Granted, we were all high and wasted, but the fact that she thought we couldn't see her making out with the charles in charge lookalike bc she was holding up a pillow in front of them is a little ridiculous
Did he look more like 80s Charles in Charge or the old one that had that VH1 show? It makes a difference.
We have had massive layoffs this year, yet the guy who cant flush his shit seems to still have a job
I googled what to do, and it said to squeeze the pressure out so people are taking turns sitting on my head. I can't believe I'm allowing this
I already wrote the apology to my liver. He knows whats up
were you high?
When?
Actually just blanket yes to that question
Dude, she gave me a handski that literally felt like she was starting a lawn mower...
my boss just accepted "because it's 4/20" as a legitimate reason to take Friday off
My ex was there, the 2 girls I'm seeing showed up and I had a pocket full of VIP passes 2 the strip club. Had all the makings of an epic night but I fell asleep at the bar.
Threw up on the baby. National Tequila Day is the eve of National I'm A Horrible Nanny Day.
Our relationship is representative of a cognitive bias that leads to bad decision making and misplacement of resources. So should we pick up some whiskey tomorrow?

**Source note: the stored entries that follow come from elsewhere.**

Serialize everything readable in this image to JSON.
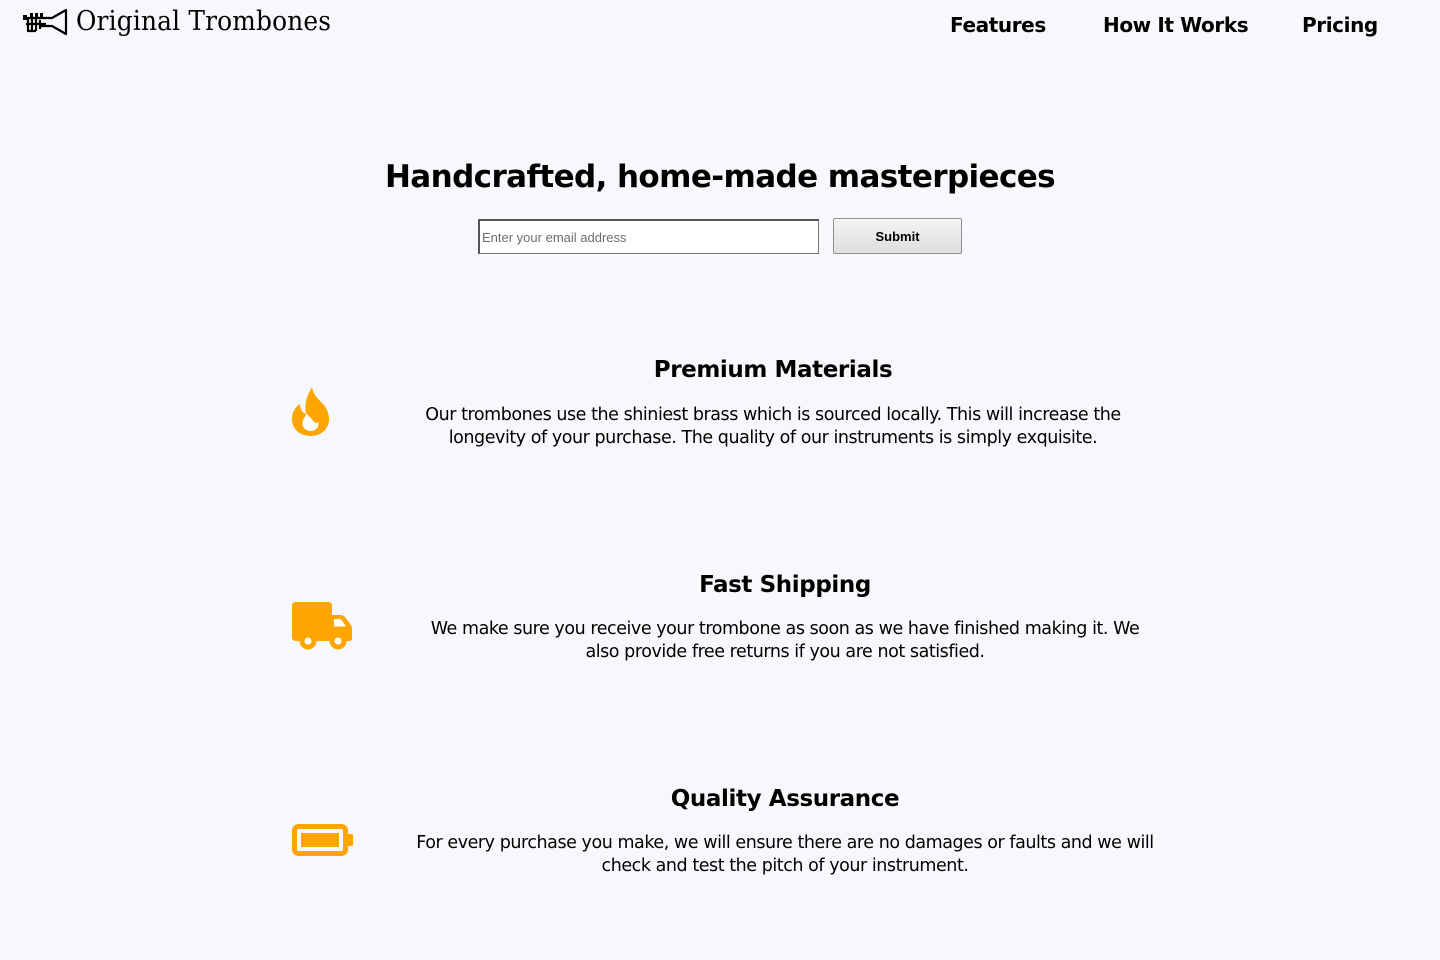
{
  "brand": {
    "name": "Original Trombones",
    "logo_icon": "trombone-icon"
  },
  "nav": {
    "features": "Features",
    "how_it_works": "How It Works",
    "pricing": "Pricing"
  },
  "hero": {
    "title": "Handcrafted, home-made masterpieces",
    "email_placeholder": "Enter your email address",
    "submit_label": "Submit"
  },
  "features": [
    {
      "icon": "fire-icon",
      "title": "Premium Materials",
      "description": "Our trombones use the shiniest brass which is sourced locally. This will increase the longevity of your purchase. The quality of our instruments is simply exquisite."
    },
    {
      "icon": "truck-icon",
      "title": "Fast Shipping",
      "description": "We make sure you receive your trombone as soon as we have finished making it. We also provide free returns if you are not satisfied."
    },
    {
      "icon": "battery-icon",
      "title": "Quality Assurance",
      "description": "For every purchase you make, we will ensure there are no damages or faults and we will check and test the pitch of your instrument."
    }
  ],
  "colors": {
    "accent": "#ffa500",
    "background": "#f7f8fc",
    "text": "#000000"
  }
}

of course we called 911. an innocent mans booze was at steak
Maybe I'm not hungover. Maybe I'm actually dying.
There is a couple fucking in the outback bathroom and at first I thought it was sick but than I remembered my Outback fantasy with you and decided I can't pass judgements.
Still riding the magical train of drugs so, yeah, Id say I feel great
It's OK, I woke up in a drag queen's bed last weekend. It took me forever to get the glitter out of my cleavage.